Hyperbolic Delaunay Geometric Alignment
Aniss Aiman Medbouhi, Giovanni Luca Marchetti, Vladislav Polianskii, Alexander Kravberg, Petra Poklukar, Anastasia Varava, Danica Kragic
TL;DR
This work tackles the lack of evaluation tools for hyperbolic embeddings by introducing HyperDGA, a geometry-aware similarity score between two sets embedded in hyperbolic space. HyperDGA is computed from the hyperbolic Delaunay graph via the ratio of heterogeneous to total edges, leveraging the Klein-Beltrami model to reduce hyperbolic computations to Euclidean power diagrams.
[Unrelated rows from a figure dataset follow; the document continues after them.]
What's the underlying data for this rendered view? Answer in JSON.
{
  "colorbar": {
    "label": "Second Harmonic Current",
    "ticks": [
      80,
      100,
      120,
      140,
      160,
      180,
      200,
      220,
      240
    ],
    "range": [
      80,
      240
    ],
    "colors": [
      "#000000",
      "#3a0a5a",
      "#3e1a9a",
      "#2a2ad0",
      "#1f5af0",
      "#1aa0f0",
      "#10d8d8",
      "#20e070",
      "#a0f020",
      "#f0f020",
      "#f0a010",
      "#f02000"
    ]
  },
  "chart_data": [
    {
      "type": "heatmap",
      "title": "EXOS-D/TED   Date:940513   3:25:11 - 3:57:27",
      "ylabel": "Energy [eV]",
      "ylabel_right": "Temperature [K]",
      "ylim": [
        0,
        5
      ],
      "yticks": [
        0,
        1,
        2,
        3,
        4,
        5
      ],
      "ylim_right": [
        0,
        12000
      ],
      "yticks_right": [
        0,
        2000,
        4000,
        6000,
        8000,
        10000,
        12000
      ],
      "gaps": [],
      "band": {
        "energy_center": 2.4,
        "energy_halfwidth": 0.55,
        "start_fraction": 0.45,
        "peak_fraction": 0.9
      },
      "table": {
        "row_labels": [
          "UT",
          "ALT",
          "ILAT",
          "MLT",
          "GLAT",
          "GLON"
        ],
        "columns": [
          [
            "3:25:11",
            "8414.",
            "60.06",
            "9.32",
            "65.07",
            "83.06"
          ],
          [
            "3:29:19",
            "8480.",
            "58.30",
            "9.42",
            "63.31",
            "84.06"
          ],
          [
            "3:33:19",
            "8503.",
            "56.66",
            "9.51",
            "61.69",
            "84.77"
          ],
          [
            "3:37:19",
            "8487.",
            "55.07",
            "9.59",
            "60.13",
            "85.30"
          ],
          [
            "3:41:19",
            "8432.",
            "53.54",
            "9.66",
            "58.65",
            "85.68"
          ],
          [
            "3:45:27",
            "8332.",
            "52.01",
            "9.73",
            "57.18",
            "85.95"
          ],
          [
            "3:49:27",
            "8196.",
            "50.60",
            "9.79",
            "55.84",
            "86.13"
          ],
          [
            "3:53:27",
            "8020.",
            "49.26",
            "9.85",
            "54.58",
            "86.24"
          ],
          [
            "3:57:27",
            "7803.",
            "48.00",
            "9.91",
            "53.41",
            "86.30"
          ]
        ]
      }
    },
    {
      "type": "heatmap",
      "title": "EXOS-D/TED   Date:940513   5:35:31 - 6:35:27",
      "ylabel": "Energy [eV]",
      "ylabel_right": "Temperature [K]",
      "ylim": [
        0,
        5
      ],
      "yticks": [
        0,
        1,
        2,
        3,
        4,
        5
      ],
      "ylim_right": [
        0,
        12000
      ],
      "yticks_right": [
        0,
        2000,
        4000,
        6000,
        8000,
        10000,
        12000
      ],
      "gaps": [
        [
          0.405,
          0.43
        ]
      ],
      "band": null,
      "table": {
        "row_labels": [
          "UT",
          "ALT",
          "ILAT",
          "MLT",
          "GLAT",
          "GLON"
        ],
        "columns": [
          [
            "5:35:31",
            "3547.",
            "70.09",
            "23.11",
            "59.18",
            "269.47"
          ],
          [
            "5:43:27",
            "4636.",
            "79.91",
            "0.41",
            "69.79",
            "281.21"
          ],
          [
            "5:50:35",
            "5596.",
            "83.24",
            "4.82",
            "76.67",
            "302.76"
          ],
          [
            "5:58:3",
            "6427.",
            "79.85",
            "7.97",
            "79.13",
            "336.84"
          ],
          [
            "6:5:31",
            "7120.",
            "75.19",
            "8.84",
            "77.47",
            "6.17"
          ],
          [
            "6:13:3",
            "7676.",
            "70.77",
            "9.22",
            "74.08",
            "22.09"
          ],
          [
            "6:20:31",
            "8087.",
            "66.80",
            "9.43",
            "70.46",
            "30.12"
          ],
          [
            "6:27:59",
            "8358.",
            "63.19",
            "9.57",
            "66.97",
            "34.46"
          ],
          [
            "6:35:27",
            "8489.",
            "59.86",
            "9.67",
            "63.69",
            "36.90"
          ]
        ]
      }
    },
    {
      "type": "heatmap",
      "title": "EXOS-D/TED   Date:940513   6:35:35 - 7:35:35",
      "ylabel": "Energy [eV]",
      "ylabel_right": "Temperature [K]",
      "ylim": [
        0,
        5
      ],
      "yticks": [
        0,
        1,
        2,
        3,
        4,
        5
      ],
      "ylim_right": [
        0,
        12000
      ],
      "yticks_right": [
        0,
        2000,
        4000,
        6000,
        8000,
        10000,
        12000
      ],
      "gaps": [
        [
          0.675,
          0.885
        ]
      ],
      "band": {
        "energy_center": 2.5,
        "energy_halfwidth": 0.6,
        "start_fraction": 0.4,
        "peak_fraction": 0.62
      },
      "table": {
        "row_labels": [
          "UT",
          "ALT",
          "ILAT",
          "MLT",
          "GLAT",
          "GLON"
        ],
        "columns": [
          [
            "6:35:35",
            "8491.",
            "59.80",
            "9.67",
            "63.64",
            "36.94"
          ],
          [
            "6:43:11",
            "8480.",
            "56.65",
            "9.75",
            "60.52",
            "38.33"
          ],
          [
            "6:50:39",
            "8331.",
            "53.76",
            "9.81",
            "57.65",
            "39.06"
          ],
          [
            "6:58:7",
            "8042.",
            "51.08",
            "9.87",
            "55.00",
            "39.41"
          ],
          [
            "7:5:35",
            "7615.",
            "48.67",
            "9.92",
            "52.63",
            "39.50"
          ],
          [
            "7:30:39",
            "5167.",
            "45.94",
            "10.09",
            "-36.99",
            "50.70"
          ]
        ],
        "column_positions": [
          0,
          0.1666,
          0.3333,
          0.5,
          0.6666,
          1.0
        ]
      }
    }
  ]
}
Through synthetic experiments with a Hyperbolic VAE and real single-cell RNA data embedded in hyperbolic space, HyperDGA demonstrates strong correlation with data perturbations and latent representation quality, often outperforming hyperbolic Chamfer and matching or exceeding hyperbolic Wasserstein. The work provides a practical tool for evaluating and comparing hyperbolic representations and suggests future directions toward differentiable variants and broader biomedical applications.
Abstract
Hyperbolic machine learning is an emerging field aimed at representing data with a hierarchical structure. However, there is a lack of tools for evaluation and analysis of the resulting hyperbolic data representations. To this end, we propose Hyperbolic Delaunay Geometric Alignment (HyperDGA) -- a similarity score for comparing datasets in a hyperbolic space. The core idea is counting the edges of the hyperbolic Delaunay graph connecting datapoints across the given sets. We provide an empirical investigation on synthetic and real-life biological data and demonstrate that HyperDGA outperforms the hyperbolic version of classical distances between sets. Furthermore, we showcase the potential of HyperDGA for evaluating latent representations inferred by a Hyperbolic Variational Auto-Encoder.